Indonesia executed Indian national Ayodhya Prasad Chaubey...

05 August 2004 :

Indonesia executed Indian national Ayodhya Prasad Chaubey arrested in 1994 for drug smuggling, carrying out its first execution in three years. Despite last minute appeals by the Indian government, Amnesty International and the European Union, Chaubey, 67, faced a firing squad in Medan, the capital of North Sumatra province.
"He was executed by firing squad at 2:30 this morning ... He was buried about three hours later at a Muslim cemetery," Kemas Yahya Rachman, a spokesman for the attorney general's office, said.

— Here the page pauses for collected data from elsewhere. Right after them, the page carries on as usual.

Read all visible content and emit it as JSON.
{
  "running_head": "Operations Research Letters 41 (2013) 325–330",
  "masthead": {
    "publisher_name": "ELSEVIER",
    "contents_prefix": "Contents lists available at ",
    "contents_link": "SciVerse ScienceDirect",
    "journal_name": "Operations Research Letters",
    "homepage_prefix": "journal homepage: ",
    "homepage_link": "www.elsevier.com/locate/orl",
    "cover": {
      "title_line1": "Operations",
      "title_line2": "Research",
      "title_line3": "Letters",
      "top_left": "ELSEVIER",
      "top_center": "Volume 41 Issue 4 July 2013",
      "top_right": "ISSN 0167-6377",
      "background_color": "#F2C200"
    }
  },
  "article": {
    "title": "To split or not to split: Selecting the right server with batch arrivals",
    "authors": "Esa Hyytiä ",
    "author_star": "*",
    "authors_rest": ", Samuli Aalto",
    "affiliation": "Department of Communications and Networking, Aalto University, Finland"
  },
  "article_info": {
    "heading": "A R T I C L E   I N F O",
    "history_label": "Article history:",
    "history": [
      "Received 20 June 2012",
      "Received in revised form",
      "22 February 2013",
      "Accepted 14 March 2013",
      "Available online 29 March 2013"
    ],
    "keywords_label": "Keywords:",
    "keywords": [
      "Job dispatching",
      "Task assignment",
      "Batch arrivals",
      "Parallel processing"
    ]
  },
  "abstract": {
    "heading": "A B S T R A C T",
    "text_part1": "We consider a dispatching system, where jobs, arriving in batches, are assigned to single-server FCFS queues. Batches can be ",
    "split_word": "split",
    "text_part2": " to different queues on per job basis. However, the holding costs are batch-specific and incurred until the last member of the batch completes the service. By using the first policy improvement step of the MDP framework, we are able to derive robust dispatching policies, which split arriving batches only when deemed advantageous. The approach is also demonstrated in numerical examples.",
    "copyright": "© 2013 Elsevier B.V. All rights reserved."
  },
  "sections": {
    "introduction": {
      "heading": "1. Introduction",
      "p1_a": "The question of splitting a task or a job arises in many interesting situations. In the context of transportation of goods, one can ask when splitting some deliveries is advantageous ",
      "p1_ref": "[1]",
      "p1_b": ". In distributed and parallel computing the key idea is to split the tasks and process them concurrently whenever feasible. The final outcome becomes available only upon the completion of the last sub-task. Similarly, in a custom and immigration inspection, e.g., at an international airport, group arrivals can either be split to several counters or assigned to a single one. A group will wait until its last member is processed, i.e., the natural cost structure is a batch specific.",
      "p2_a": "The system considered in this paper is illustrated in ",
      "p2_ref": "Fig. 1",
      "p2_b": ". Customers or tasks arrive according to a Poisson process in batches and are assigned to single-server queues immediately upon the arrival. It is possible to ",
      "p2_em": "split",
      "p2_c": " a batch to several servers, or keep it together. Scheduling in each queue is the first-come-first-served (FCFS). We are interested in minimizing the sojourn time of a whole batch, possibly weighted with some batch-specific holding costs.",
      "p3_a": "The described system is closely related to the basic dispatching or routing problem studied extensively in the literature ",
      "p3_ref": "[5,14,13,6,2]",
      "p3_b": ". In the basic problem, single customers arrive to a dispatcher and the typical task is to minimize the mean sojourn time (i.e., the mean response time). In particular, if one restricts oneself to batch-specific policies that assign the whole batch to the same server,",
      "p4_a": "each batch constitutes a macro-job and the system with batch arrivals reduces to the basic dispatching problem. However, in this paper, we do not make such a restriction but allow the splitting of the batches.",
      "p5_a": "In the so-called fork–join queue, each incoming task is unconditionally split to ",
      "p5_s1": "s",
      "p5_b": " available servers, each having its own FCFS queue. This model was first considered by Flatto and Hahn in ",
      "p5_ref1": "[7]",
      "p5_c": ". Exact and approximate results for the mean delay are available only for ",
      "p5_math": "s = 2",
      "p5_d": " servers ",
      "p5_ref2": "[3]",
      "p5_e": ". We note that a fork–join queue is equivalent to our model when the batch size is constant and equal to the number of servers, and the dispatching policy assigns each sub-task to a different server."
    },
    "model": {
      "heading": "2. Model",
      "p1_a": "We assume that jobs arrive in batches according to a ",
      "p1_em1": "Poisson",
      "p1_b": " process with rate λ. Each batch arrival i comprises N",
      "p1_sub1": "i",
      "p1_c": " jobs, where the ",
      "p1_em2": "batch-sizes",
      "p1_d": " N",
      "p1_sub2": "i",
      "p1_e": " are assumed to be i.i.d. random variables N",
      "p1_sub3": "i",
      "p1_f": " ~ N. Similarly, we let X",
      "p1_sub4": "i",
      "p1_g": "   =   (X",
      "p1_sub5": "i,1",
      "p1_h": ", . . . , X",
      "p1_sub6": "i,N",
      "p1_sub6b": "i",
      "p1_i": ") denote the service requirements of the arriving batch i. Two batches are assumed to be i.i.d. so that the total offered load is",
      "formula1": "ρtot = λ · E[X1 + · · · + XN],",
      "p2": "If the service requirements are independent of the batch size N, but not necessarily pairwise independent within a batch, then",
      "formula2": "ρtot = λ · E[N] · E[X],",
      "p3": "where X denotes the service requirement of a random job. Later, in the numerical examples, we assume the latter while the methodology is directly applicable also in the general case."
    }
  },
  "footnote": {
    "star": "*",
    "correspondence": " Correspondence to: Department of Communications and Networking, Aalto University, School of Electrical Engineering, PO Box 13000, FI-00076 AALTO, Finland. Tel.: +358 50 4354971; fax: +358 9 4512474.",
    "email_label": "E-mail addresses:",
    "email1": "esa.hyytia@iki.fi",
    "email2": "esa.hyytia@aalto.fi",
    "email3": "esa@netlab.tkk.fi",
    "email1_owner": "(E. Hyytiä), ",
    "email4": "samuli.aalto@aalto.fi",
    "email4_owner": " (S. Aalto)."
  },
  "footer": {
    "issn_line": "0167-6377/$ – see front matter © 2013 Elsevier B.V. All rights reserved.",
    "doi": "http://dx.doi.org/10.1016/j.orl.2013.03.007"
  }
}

Rachman said Chaubey, sentenced to death for smuggling 12 kilograms (26.4 pounds) of heroin into the country, was executed by a team of 12 policemen from an elite paramilitary unit.
"He was buried according to Muslim rites at his own behest," he said.
The Indian embassy had written to the attorney general's office asking it to spare Chaubey, a Muslim convert.
A last minute appeal was also made by the European Union, which urged Indonesia to maintain its de facto moratorium on executions.
Amnesty International had urged Indonesia to spare Chaubey and others sentenced to death, saying the penalty was a violation of the right to life and questioning whether Chaubey and others received a fair trial.
Irham Buana Nasution of the Medan chapter of the Legal Aid Institute which defended Chaubey, said the group was contemplating legal action, claiming they were denied access to their client.
He said that Chaubey's execution was "fraught with political considerations" -- although sentenced in 1994 a request for a presidential pardon and a Supreme Court review of his case were pushed through in just a few months.